Право на счастье - Теона Рэй
Шрифт:
Интервал:
Покосившийся забор Улиного дома заставил меня нахмуриться. Старушка никогда бы не оставила его в таком виде – часть штакетника выломана, часть сгнила. Двор заросший и какой-то не жилой, но за грязным окном мелькнула чья-то тень, и я двинулась к входной двери. Раньше на крыльце всегда была постелена дорожка, сейчас ее не было, как и венка из сухоцветов на двери.
– Здрасти! – парнишка лет тринадцати выглянул через окошечко, заметив нас.
Я его плохо помнила, но догадывалась, что передо мной внук Ули – Гаскон. Вот только восемь лет назад он жил с родителями неподалеку от Шерпа.
– Уля дома?
– Дома, где ж ей быть, – хмыкнул мальчик. Растрепал пятерней кудрявые волосы, скинул защелку с двери и впустил нас внутрь. – Только вы это, особо не докучайте… Болеет бабка. А вы-то кто?
– Алена, – представилась я. – А это моя дочь Вероника.
– Не помню таких, – Гаскон глянул на меня подозрительно. – Приезжие что ль?
– Вроде того.
Я вошла дом, осторожно ступая по прогнившему полу.

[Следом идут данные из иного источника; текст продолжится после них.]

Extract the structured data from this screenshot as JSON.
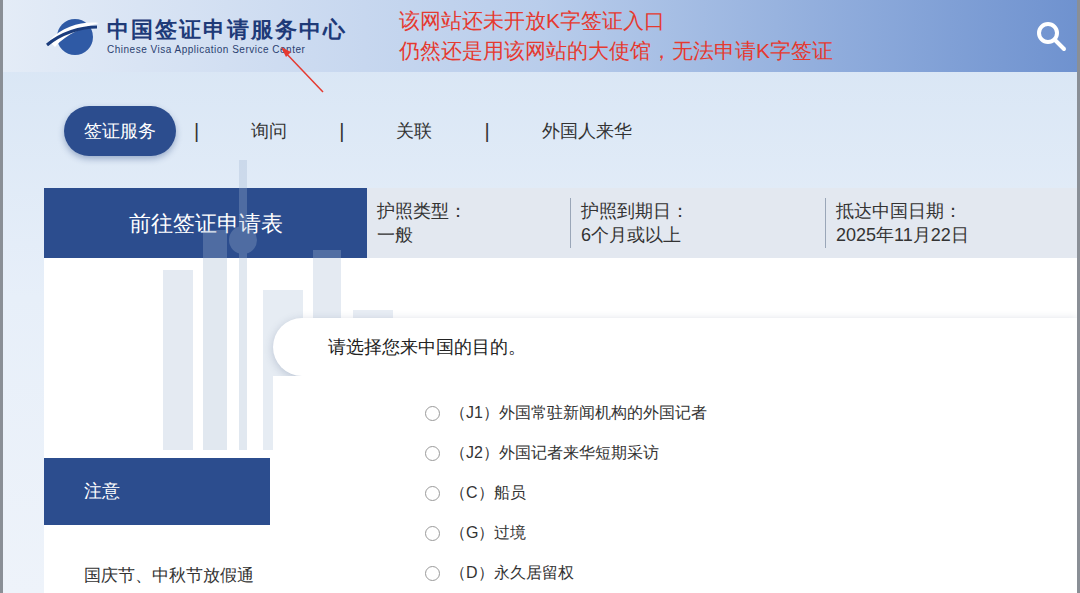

Доски скрипели, повсюду пыль, в воздухе стоял затхлый запах, несмотря на то что все окна были открыты. Из небольшой прихожей узкий дверной проем вел в одну из двух комнат, а во второй, из которой был отдельный выход на улицу, нашлась Уля. Она сидела в кресле у распахнутого настежь окна.
В первую минуту мне показалось, что старушка бодра и полна жизни, пока она не повернулась ко мне. Абсолютно белые глаза, какие бывают у давно слепых людей, морщинистое лицо, похожее на мелкую рыбацкую сеть, седые волосы давно спутавшиеся и слипшиеся от грязи. Сухонькая Уля всегда была низкого роста, сейчас же она казалась совсем крошечной, едва ли выше моей дочери. В старенькое теплое платье она куталась, словно мерзла в жаркий летний день, костлявыми пальцами трепала уголок шерстяной шали, накинутой на плечи.
– Уля, здравствуйте, – тихонько обратилась я к ней, присаживаясь перед старушкой на корточки. Уля меня не видела, но я надеялась, что вспомнит.
– Да вы не обращайте внимания, – Гаскон прыгнул на узкую кровать, та заскрипела так громко, что звон отдался в ушах набатом. – Бабка уже год не видит, и столько же как из ума выжила. Она почти не говорит, а если говорит, то несет какой-то бред.
– Она все еще одна живет? – ужаснулась я, оборачиваясь к мальчишке.
– Я тут живу, мои мамка и папка померли пять лет назад. Ну я к бабке и переехал, а потом и она заболела, сейчас вот помогаю ей, как могу.
Я снова глянула на Улю. Помнила ее всегда жизнерадостной, полной сил и энергии, даже в ее восемьдесят три она не уходила из огорода до заката солнца. Как начинала с утра что-то сажать, пропалывать, выкапывать, так и занималась этим днями на пролет. Там же, в огороде, старушка держала горного козла по имени Кукуй, он был ей и собеседником, и другом.
– А Кукуй где?
– Так Михей забрал. Мне продать его пришлось, зачем он теперь бабке-то? Пользы от него никакой, только блеет без конца да жрет.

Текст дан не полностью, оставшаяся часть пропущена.